Pre-Heat oven to 350°.
Prepare the three 9 inch cake pans by spraying with cooking spray and lining with parchment paper.
Bring ½ Cup of water to a boil in a small saucepan. Once water comes to a boil turn off the heat and add 4oz bar of German’s Sweet Chocolate bar to the water and gently stir to melt. Set melted chocolate aside for a later step
Sift together 2 ¼ Cups cake flour, baking soda, and salt and set aside.
In a large mixing bowl, cream 1 cup (two sticks) of butter, 2 cups sugar, and 1 teaspoon vanilla together until the butter is soft and sugar is well integrated.
Separate eggs. Place egg whites in a mixing bowl and set aside.
Add egg yolks 1 at a time. Beat mixture well each time.
Pour melted chocolate and buttermilk in slowly and mix until smooth.
Next, add sifted dry ingredients a little at a time and mix on medium speed. Make sure to scrape down the bowl to ensure the flour is fully mixed.
Beat egg whites on high until they form stiff peaks. Gently fold into cake batter.
Divide the batter evenly over the three pans. Use a spatula to push batter out to the edges of the pans.
Bake at 350 degrees for 20-25 minutes.
Remove cakes from the oven and let sit in the pan for five minutes before turning out onto a cooling rack.
Let cakes cool and assemble cakes. (German Chocolate Cake Frosting recipe below)

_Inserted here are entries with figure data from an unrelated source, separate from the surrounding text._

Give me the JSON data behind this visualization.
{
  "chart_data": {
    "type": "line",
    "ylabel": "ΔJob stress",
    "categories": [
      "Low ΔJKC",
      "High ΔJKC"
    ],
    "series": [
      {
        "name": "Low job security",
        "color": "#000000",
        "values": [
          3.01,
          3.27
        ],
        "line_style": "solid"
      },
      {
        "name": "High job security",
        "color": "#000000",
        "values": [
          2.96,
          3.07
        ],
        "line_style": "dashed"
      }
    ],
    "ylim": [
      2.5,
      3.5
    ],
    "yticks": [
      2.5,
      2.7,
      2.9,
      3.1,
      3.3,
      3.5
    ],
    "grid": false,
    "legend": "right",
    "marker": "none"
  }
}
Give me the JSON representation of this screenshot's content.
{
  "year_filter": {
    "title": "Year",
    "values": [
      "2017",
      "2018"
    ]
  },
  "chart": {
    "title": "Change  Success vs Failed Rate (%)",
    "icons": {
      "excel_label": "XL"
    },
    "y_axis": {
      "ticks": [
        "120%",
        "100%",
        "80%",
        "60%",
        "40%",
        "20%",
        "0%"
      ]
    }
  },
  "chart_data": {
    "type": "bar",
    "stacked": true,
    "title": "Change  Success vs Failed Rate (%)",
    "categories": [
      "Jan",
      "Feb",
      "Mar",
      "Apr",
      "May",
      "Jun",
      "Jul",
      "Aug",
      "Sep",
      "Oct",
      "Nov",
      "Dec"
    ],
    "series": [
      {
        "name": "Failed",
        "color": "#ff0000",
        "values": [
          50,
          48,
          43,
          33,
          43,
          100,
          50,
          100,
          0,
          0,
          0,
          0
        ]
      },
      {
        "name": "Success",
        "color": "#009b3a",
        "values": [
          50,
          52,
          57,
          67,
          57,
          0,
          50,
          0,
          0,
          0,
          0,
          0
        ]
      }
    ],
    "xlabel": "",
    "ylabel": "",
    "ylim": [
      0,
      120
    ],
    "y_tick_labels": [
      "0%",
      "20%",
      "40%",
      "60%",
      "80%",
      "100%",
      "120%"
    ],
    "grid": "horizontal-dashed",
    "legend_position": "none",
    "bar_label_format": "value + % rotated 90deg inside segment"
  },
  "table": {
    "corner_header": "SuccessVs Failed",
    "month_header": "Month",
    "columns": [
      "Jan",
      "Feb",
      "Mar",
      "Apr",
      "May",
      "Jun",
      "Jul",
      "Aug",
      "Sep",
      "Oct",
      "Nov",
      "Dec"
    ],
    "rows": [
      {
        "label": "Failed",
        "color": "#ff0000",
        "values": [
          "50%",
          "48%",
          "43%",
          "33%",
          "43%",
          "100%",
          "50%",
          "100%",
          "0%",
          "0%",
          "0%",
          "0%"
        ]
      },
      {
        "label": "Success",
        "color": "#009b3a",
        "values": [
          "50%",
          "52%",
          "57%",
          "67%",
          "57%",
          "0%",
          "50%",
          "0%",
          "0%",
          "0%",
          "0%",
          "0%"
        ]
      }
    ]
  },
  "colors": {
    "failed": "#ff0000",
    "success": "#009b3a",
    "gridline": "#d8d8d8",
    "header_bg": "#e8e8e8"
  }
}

Place a spoonful of frosting on the center of a cake plate and set the first 9 inch round in the center of the plate.
Spoon ⅓ of the frosting into the center of the cake and use a knife or spatula to spread to the edge of the cake.
Repeat this process until all the layers are stacked neatly atop each other with a generous layer of frosting on each.